Well-posedness and stability of a stochastic neural field in the form of a partial differential equation

TL;DR

This paper establishes well-posedness and stability results for a complex stochastic neural field model expressed as a nonlinear PDE, transforming it into a Stefan-like problem to analyze solution behavior over time.

Contribution

It introduces a novel transformation of the stochastic neural field PDE into a Stefan-like free boundary problem, enabling the proof of local and global well-posedness and stability.

Findings

Constructed local-in-time smooth solutions under mild hypotheses.

Proved global-in-time solutions for certain initial conditions.

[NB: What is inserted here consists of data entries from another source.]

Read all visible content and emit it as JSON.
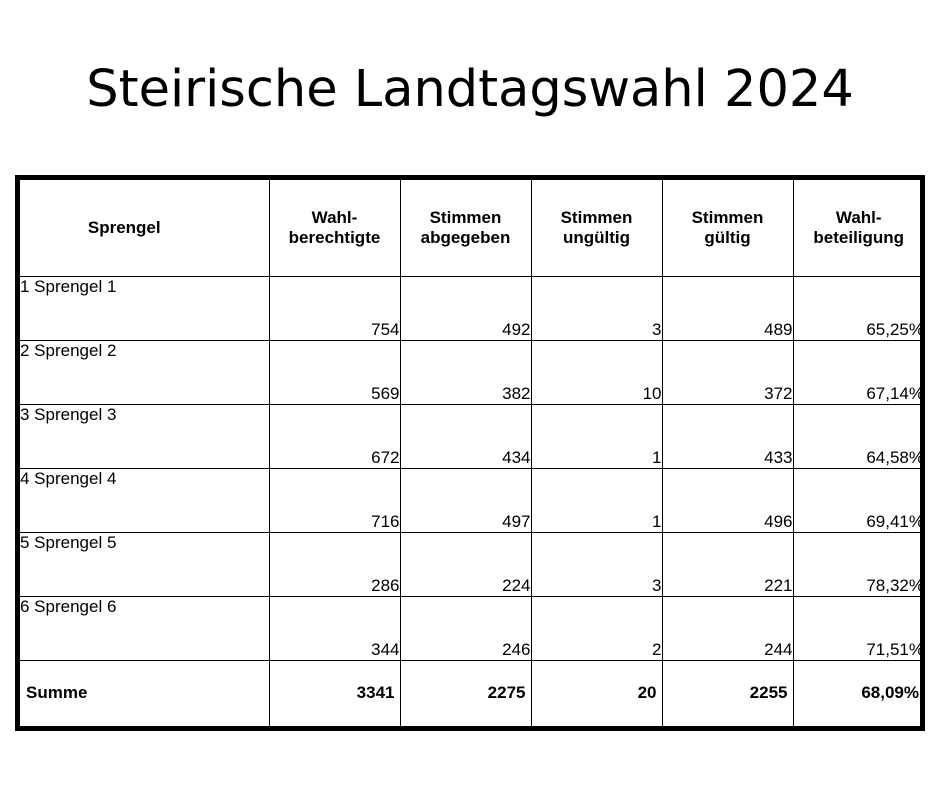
{
  "title": "Steirische Landtagswahl 2024",
  "table": {
    "headers": [
      "Sprengel",
      "Wahl-\nberechtigte",
      "Stimmen\nabgegeben",
      "Stimmen\nungültig",
      "Stimmen\ngültig",
      "Wahl-\nbeteiligung"
    ],
    "rows": [
      {
        "name": "1 Sprengel 1",
        "wahlberechtigte": "754",
        "abgegeben": "492",
        "ungueltig": "3",
        "gueltig": "489",
        "beteiligung": "65,25%"
      },
      {
        "name": "2 Sprengel 2",
        "wahlberechtigte": "569",
        "abgegeben": "382",
        "ungueltig": "10",
        "gueltig": "372",
        "beteiligung": "67,14%"
      },
      {
        "name": "3 Sprengel 3",
        "wahlberechtigte": "672",
        "abgegeben": "434",
        "ungueltig": "1",
        "gueltig": "433",
        "beteiligung": "64,58%"
      },
      {
        "name": "4 Sprengel 4",
        "wahlberechtigte": "716",
        "abgegeben": "497",
        "ungueltig": "1",
        "gueltig": "496",
        "beteiligung": "69,41%"
      },
      {
        "name": "5 Sprengel 5",
        "wahlberechtigte": "286",
        "abgegeben": "224",
        "ungueltig": "3",
        "gueltig": "221",
        "beteiligung": "78,32%"
      },
      {
        "name": "6 Sprengel 6",
        "wahlberechtigte": "344",
        "abgegeben": "246",
        "ungueltig": "2",
        "gueltig": "244",
        "beteiligung": "71,51%"
      }
    ],
    "summary": {
      "name": "Summe",
      "wahlberechtigte": "3341",
      "abgegeben": "2275",
      "ungueltig": "20",
      "gueltig": "2255",
      "beteiligung": "68,09%"
    }
  }
}
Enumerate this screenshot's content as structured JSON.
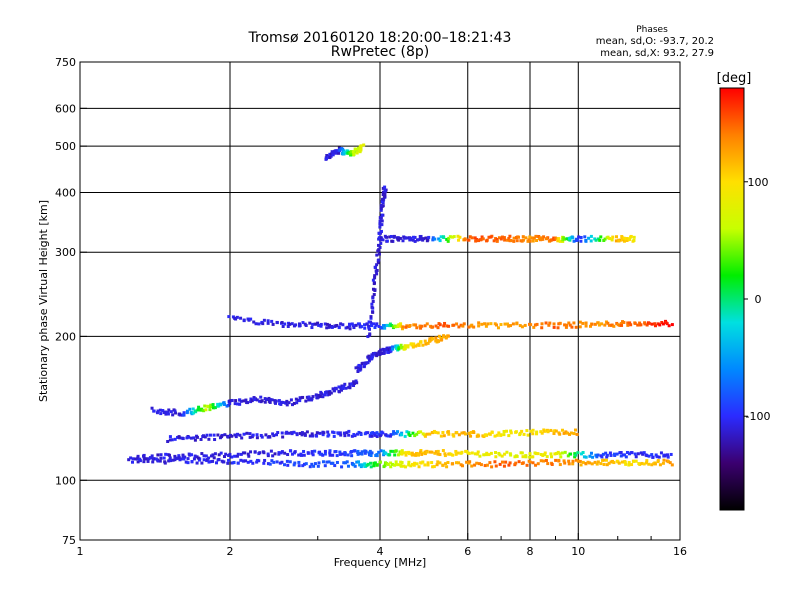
{
  "chart_data": {
    "type": "scatter",
    "title": "Tromsø 20160120 18:20:00–18:21:43",
    "subtitle": "RwPretec (8p)",
    "xlabel": "Frequency [MHz]",
    "ylabel": "Stationary phase Virtual Height [km]",
    "x_scale": "log",
    "y_scale": "log",
    "xlim": [
      1,
      16
    ],
    "ylim": [
      75,
      750
    ],
    "x_ticks": [
      1,
      2,
      4,
      6,
      8,
      10,
      16
    ],
    "x_tick_labels": [
      "1",
      "2",
      "4",
      "6",
      "8",
      "10",
      "16"
    ],
    "y_ticks": [
      75,
      100,
      200,
      300,
      400,
      500,
      600,
      750
    ],
    "y_tick_labels": [
      "75",
      "100",
      "200",
      "300",
      "400",
      "500",
      "600",
      "750"
    ],
    "grid": true,
    "phases_header": "Phases",
    "stats_O": "mean, sd,O: -93.7, 20.2",
    "stats_X": "mean, sd,X:  93.2, 27.9",
    "colorbar": {
      "label": "[deg]",
      "range": [
        -180,
        180
      ],
      "ticks": [
        100,
        0,
        -100
      ],
      "tick_labels": [
        "100",
        "0",
        "-100"
      ],
      "colors": [
        "#000000",
        "#3b0070",
        "#2b2bff",
        "#0088ff",
        "#00e0e0",
        "#00ee00",
        "#c8ff00",
        "#ffe000",
        "#ff8000",
        "#ff0000"
      ]
    },
    "traces": [
      {
        "x": [
          1.25,
          1.5,
          1.8,
          2.2,
          2.8,
          3.5,
          4.0,
          4.6,
          5.5,
          7.0,
          9.0,
          11.0,
          13.0,
          15.5
        ],
        "y": [
          110,
          110,
          110,
          109,
          108,
          108,
          108,
          108,
          108,
          108,
          109,
          109,
          109,
          109
        ],
        "phase": [
          -110,
          -110,
          -105,
          -100,
          -90,
          -80,
          40,
          90,
          120,
          150,
          140,
          120,
          100,
          130
        ]
      },
      {
        "x": [
          1.3,
          1.6,
          2.0,
          2.5,
          3.0,
          3.5,
          4.0,
          4.5,
          5.0,
          6.0,
          7.5,
          9.0,
          11.0,
          13.0,
          15.5
        ],
        "y": [
          112,
          112,
          113,
          114,
          114,
          114,
          114,
          114,
          114,
          114,
          113,
          113,
          113,
          113,
          113
        ],
        "phase": [
          -110,
          -110,
          -110,
          -110,
          -100,
          -90,
          -70,
          100,
          120,
          90,
          80,
          90,
          -90,
          -100,
          -100
        ]
      },
      {
        "x": [
          1.5,
          1.8,
          2.2,
          2.7,
          3.2,
          3.8,
          4.2,
          5.0,
          6.0,
          7.0,
          8.5,
          10.0
        ],
        "y": [
          122,
          123,
          124,
          125,
          125,
          125,
          125,
          125,
          125,
          125,
          126,
          126
        ],
        "phase": [
          -110,
          -110,
          -110,
          -110,
          -105,
          -100,
          -100,
          110,
          120,
          90,
          100,
          130
        ]
      },
      {
        "x": [
          2.0,
          2.5,
          3.0,
          3.5,
          4.0,
          4.5,
          5.5,
          7.0,
          9.0,
          11.0,
          13.0,
          15.5
        ],
        "y": [
          218,
          212,
          211,
          210,
          210,
          210,
          211,
          211,
          211,
          212,
          213,
          213
        ],
        "phase": [
          -110,
          -110,
          -110,
          -110,
          -100,
          140,
          150,
          120,
          150,
          130,
          150,
          180
        ]
      },
      {
        "x": [
          3.6,
          3.8,
          4.0,
          4.2,
          4.5,
          5.0,
          5.5
        ],
        "y": [
          170,
          180,
          185,
          188,
          190,
          195,
          200
        ],
        "phase": [
          -110,
          -110,
          -110,
          -110,
          90,
          120,
          120
        ]
      },
      {
        "x": [
          3.8,
          3.9,
          4.0,
          4.05,
          4.1
        ],
        "y": [
          200,
          260,
          320,
          380,
          410
        ],
        "phase": [
          -110,
          -110,
          -110,
          -110,
          -110
        ]
      },
      {
        "x": [
          4.0,
          4.5,
          5.0,
          6.0,
          7.0,
          8.0,
          9.0,
          10.0,
          12.0,
          13.0
        ],
        "y": [
          320,
          320,
          320,
          320,
          320,
          320,
          320,
          320,
          320,
          320
        ],
        "phase": [
          -110,
          -110,
          -110,
          160,
          150,
          130,
          150,
          -110,
          120,
          90
        ]
      },
      {
        "x": [
          3.1,
          3.3,
          3.5,
          3.7
        ],
        "y": [
          470,
          490,
          480,
          500
        ],
        "phase": [
          -110,
          -110,
          40,
          90
        ]
      },
      {
        "x": [
          1.4,
          1.6,
          1.8,
          2.0,
          2.3,
          2.6,
          3.0,
          3.3,
          3.6
        ],
        "y": [
          140,
          138,
          142,
          145,
          148,
          145,
          150,
          155,
          160
        ],
        "phase": [
          -110,
          -110,
          70,
          -110,
          -110,
          -110,
          -110,
          -110,
          -110
        ]
      }
    ]
  }
}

Enhanced stability results to include nonlinear asymptotic stability.

Abstract

A system of partial differential equations representing stochastic neural fields was recently proposed with the aim of modelling the activity of noisy grid cells when a mammal travels through physical space. The system was rigorously derived from a stochastic particle system and its noise-driven pattern-forming bifurcations have been characterised. However, due to its nonlinear and non-local nature, standard well-posedness theory for smooth time-dependent solutions of parabolic equations does not apply. In this article, we transform the problem through a suitable change of variables into a nonlinear Stefan-like free boundary problem and use its representation formulae to construct local-in-time smooth solutions under mild hypotheses. Then, we prove that fast-decaying initial conditions and globally Lipschitz modulation functions imply that solutions are global-in-time. Last, we improve previous linear stability results by showing nonlinear asymptotic stability of stationary solutions under suitable assumptions.